Miércoles 22 de Noviembre de 2017

Aumenta hurto de petróleo en oleoductos de Colombia para elaboración de cocaína

Lloreda: "“Este es un recurso que cuando se extrae y se hurta el crudo, alrededor de 60% o 70% se termina arrojando o derramando perjudicando los ecosistemas "

El presidente ejecutivo de la Asociación Colombiana del Petróleo, Francisco Lloreda, al presentar las conclusiones del III Congreso de esa organización advirtió sobre los problemas de inseguridad que afronta el sector de hidrocarburos de ese país, el cual ya no está vinculado a los ataques de la guerrilla sino por el uso de crudo y combustibles para la elaboración de drogas ilegales.

“Es delicado el hurto de crudo que se destina a producir cocaína, con un agravante perverso: mientras más cultivos de coca hay más petróleo se roban y mientras más crudo roban, más se incentivan los cultivos ilícitos”, dijo Lloreda al leer el documento “Trabajando juntos por un futuro mejor” que recoge los planteamientos de la ACP al gobierno de Juan Manuel Santos.

El representante de este gremio durante la conferencia posterior a la lectura del documento explicó que la asociación siempre ha hecho este planteamiento porque se trata de uno de los problemas que afronta la industria de hidrocarburos en Colombia.  

“El hurto de crudo se da a través de válvulas ilícitas y lo que ha ocurrido es que esta situación se ha  incrementado porque antes estaba focalizado en uno de los sistemas de oleoductos como es el Trasandino, que comunica desde el Putumayo hasta Tumaco, pero hoy día lo estamos encontrando en otros sistemas”, indicó Lloreda. “Este es un recurso que cuando se extrae y se hurta el crudo, alrededor de 60% o 70% se termina arrojando o derramando perjudicando los ecosistemas y el restante 30% o 40% se destina a un proceso artesanal de refinación para la producción de cocaína.

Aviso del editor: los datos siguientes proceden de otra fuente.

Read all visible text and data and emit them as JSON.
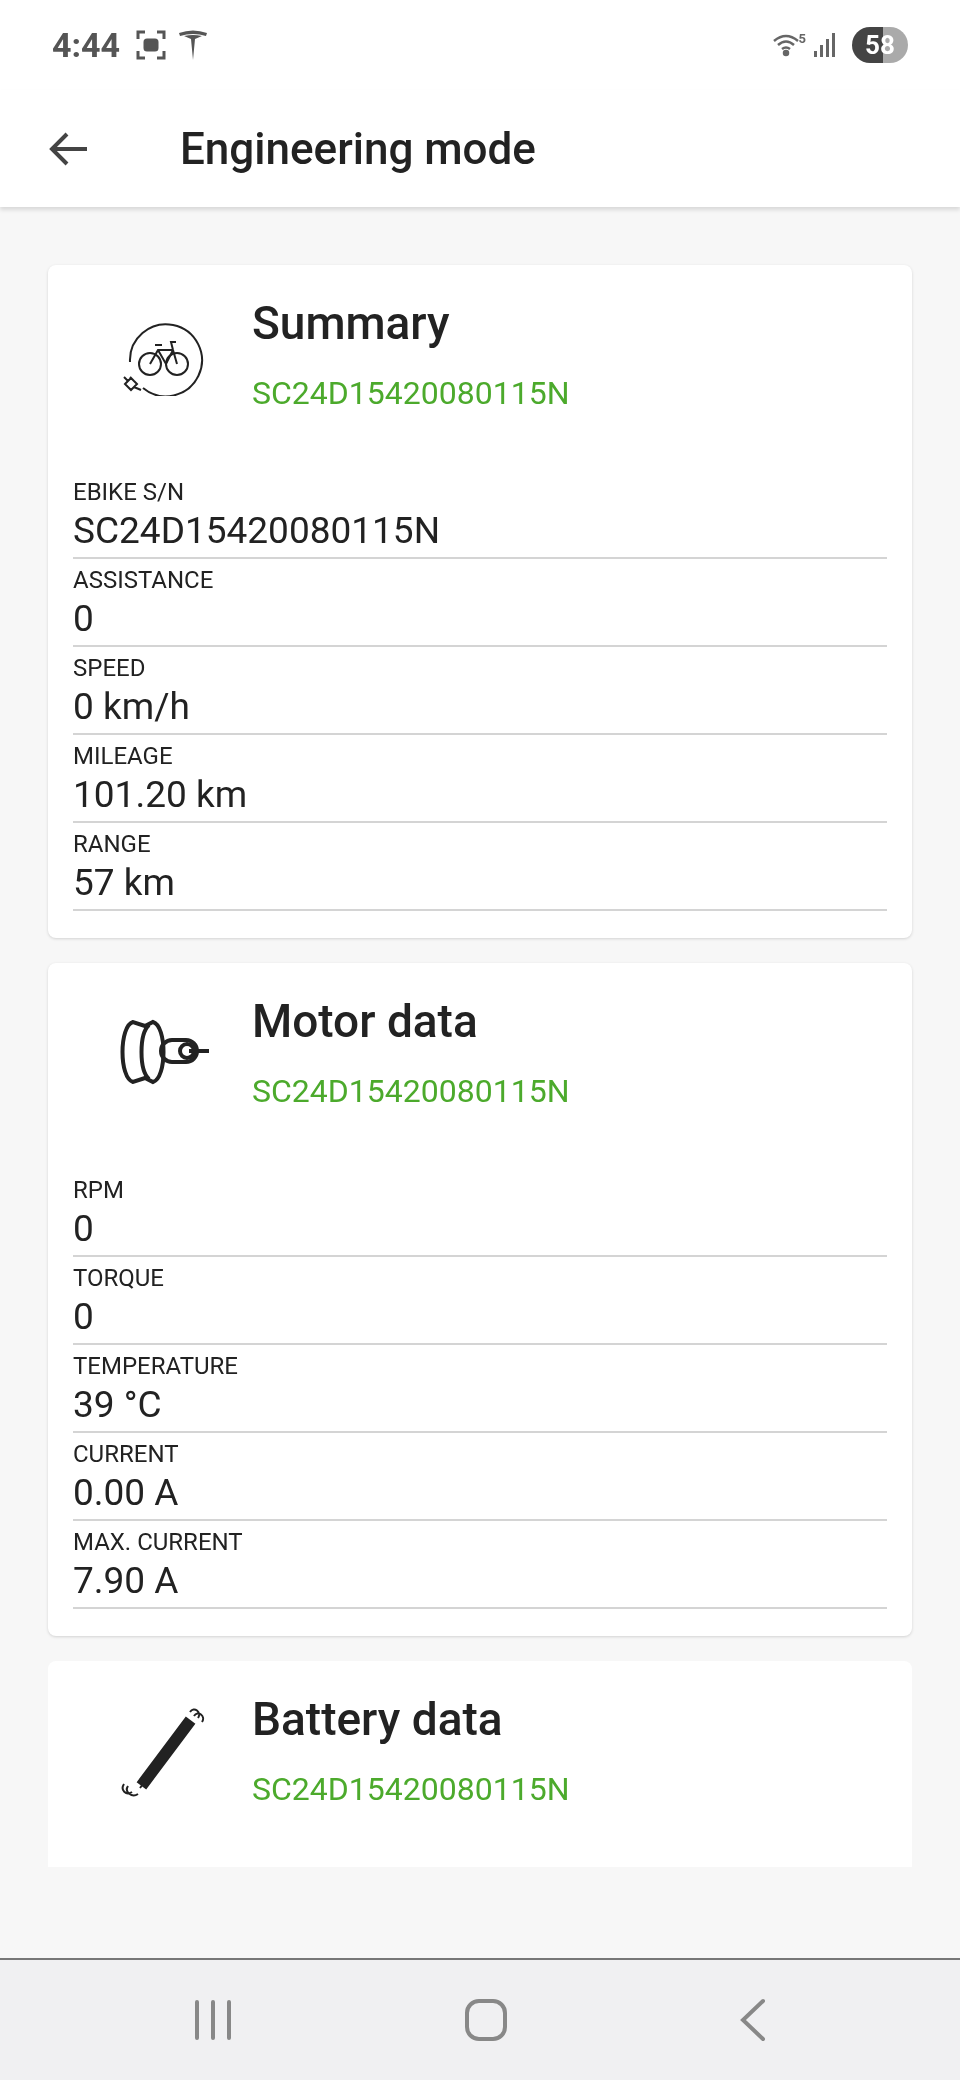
{
  "status_bar": {
    "time": "4:44",
    "wifi_badge": "5",
    "battery": "58"
  },
  "app_bar": {
    "title": "Engineering mode"
  },
  "cards": [
    {
      "kind": "bike",
      "title": "Summary",
      "subtitle": "SC24D15420080115N",
      "fields": [
        {
          "label": "EBIKE S/N",
          "value": "SC24D15420080115N"
        },
        {
          "label": "ASSISTANCE",
          "value": "0"
        },
        {
          "label": "SPEED",
          "value": "0 km/h"
        },
        {
          "label": "MILEAGE",
          "value": "101.20 km"
        },
        {
          "label": "RANGE",
          "value": "57 km"
        }
      ]
    },
    {
      "kind": "motor",
      "title": "Motor data",
      "subtitle": "SC24D15420080115N",
      "fields": [
        {
          "label": "RPM",
          "value": "0"
        },
        {
          "label": "TORQUE",
          "value": "0"
        },
        {
          "label": "TEMPERATURE",
          "value": "39 °C"
        },
        {
          "label": "CURRENT",
          "value": "0.00 A"
        },
        {
          "label": "MAX. CURRENT",
          "value": "7.90 A"
        }
      ]
    },
    {
      "kind": "battery",
      "title": "Battery data",
      "subtitle": "SC24D15420080115N"
    }
  ]
}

Hay otra que es un crudo mal refinado que termina en carro tanques que llegan a estaciones de servicio”, añadió.

El otro problema vinculado a la seguridad de infraestructura está vinculado con los ataques terroristas que el Ejército de Liberación Nacional (ELN) ha cometido contra instalaciones petroleras, principalmente en el oleoducto Caño Limón-Coveñas, que durante este año suman 45 y eso ha ocasionado que esta instalación haya estado suspendido por 135 días.

Pérdidas para Ecopetrol

A mediados de año, una nota publicada por el diario El Tiempo de Bogotá reseña datos suministrado por Ecopetrol en el cual se indica que esta empresa suma hurtos por un volumen de 875.000 barriles que arrojan pérdidas por el orden de 32.000 millones de pesos, equivalentes a 12 millones de dólares en 830 conductos hechos en los oleoductos Trasandino y Caño Limón Coveñas.

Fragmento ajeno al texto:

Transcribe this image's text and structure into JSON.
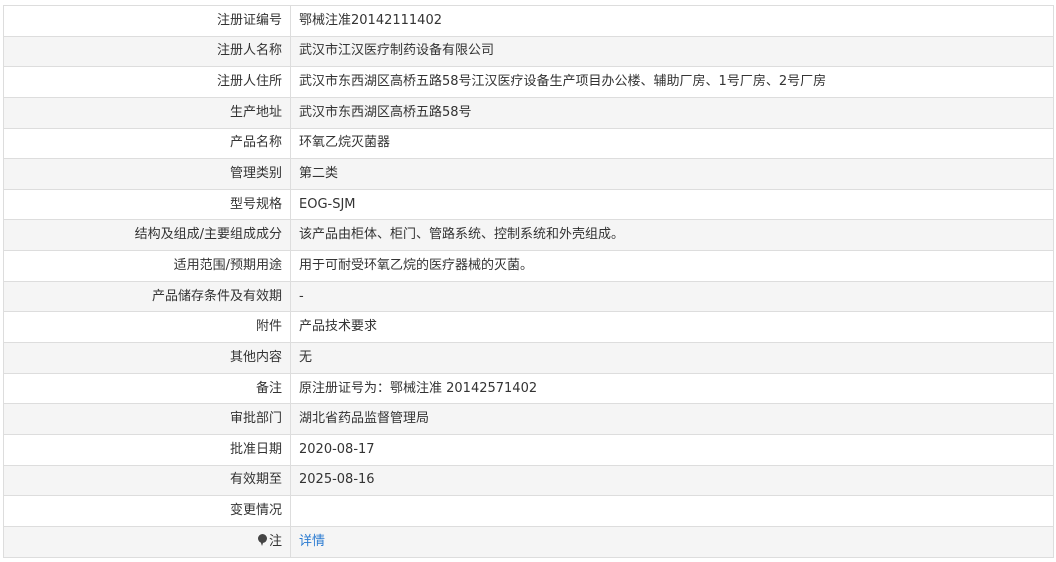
{
  "rows": [
    {
      "label": "注册证编号",
      "value": "鄂械注准20142111402"
    },
    {
      "label": "注册人名称",
      "value": "武汉市江汉医疗制药设备有限公司"
    },
    {
      "label": "注册人住所",
      "value": "武汉市东西湖区高桥五路58号江汉医疗设备生产项目办公楼、辅助厂房、1号厂房、2号厂房"
    },
    {
      "label": "生产地址",
      "value": "武汉市东西湖区高桥五路58号"
    },
    {
      "label": "产品名称",
      "value": "环氧乙烷灭菌器"
    },
    {
      "label": "管理类别",
      "value": "第二类"
    },
    {
      "label": "型号规格",
      "value": "EOG-SJM"
    },
    {
      "label": "结构及组成/主要组成成分",
      "value": "该产品由柜体、柜门、管路系统、控制系统和外壳组成。"
    },
    {
      "label": "适用范围/预期用途",
      "value": "用于可耐受环氧乙烷的医疗器械的灭菌。"
    },
    {
      "label": "产品储存条件及有效期",
      "value": "-"
    },
    {
      "label": "附件",
      "value": "产品技术要求"
    },
    {
      "label": "其他内容",
      "value": "无"
    },
    {
      "label": "备注",
      "value": "原注册证号为：鄂械注准 20142571402"
    },
    {
      "label": "审批部门",
      "value": "湖北省药品监督管理局"
    },
    {
      "label": "批准日期",
      "value": "2020-08-17"
    },
    {
      "label": "有效期至",
      "value": "2025-08-16"
    },
    {
      "label": "变更情况",
      "value": ""
    }
  ],
  "note": {
    "label": "注",
    "icon": "map-pin-icon",
    "link_text": "详情",
    "link_color": "#2b7bd1"
  },
  "colors": {
    "border": "#dddddd",
    "row_alt": "#f5f5f5",
    "text": "#333333"
  }
}
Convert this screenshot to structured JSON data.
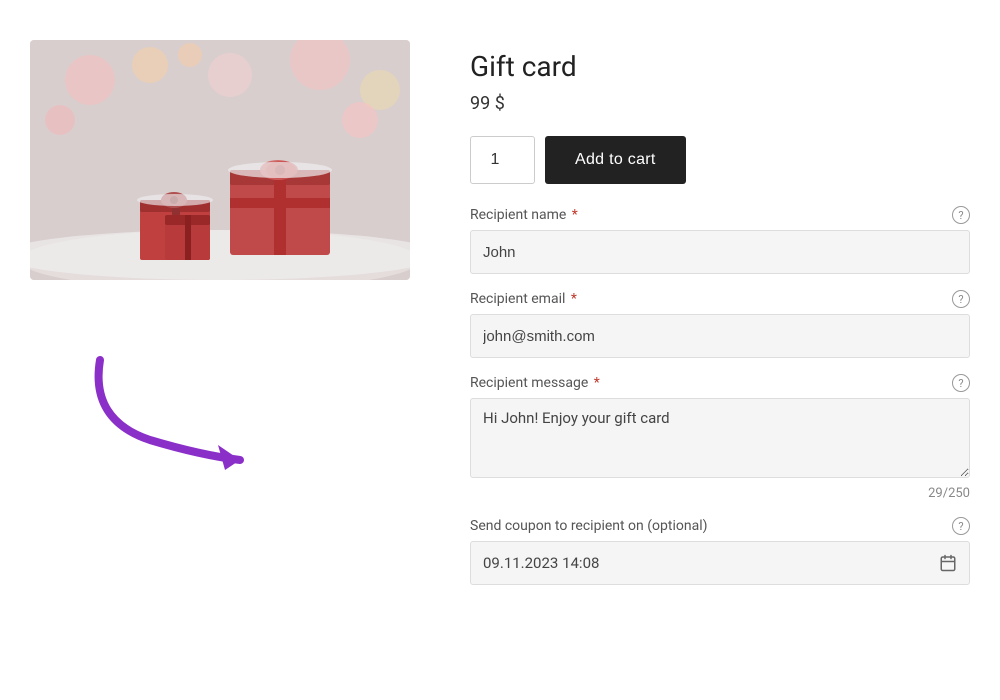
{
  "product": {
    "title": "Gift card",
    "price": "99 $",
    "quantity": "1"
  },
  "buttons": {
    "add_to_cart": "Add to cart"
  },
  "fields": {
    "recipient_name": {
      "label": "Recipient name",
      "required": true,
      "value": "John",
      "placeholder": ""
    },
    "recipient_email": {
      "label": "Recipient email",
      "required": true,
      "value": "john@smith.com",
      "placeholder": ""
    },
    "recipient_message": {
      "label": "Recipient message",
      "required": true,
      "value": "Hi John! Enjoy your gift card",
      "char_count": "29/250"
    },
    "send_coupon": {
      "label": "Send coupon to recipient on (optional)",
      "required": false,
      "value": "09.11.2023 14:08"
    }
  },
  "icons": {
    "help": "?",
    "calendar": "🗓"
  }
}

“Entre las bandas que desangran a las petroleras se han detectado empresas falsas. José Julián Tadeo Jaramillo, conocido como el ‘capo de capos’ en el hurto de crudo, era uno de los hombres más buscados en Colombia por ese delito. Tenía bajo su mando a 25 personas que subcontrataban a otros delincuentes para que extrajeran a través ese mecanismo el petróleo que Ecopetrol transportaba por el Magdalena Medio”, indica la nota del diario El Tiempo publicada en su edición del 11 de junio de este año. http://www.eltiempo.com/justicia/delitos/perdidas-de-ecopetrol-por-hurto...

Indica la nota que “el desangre de Ecopetrol también tiene como protagonistas a las redes del narcotráfico”, que ha requerido acciones conjuntas entre la Policía, Fiscalía y la estatal petrolera en dos zonas del territorio colombiano: Catatumbo, en DepartamentoNorte de Santander, y Tumaco, en la región de Nariño.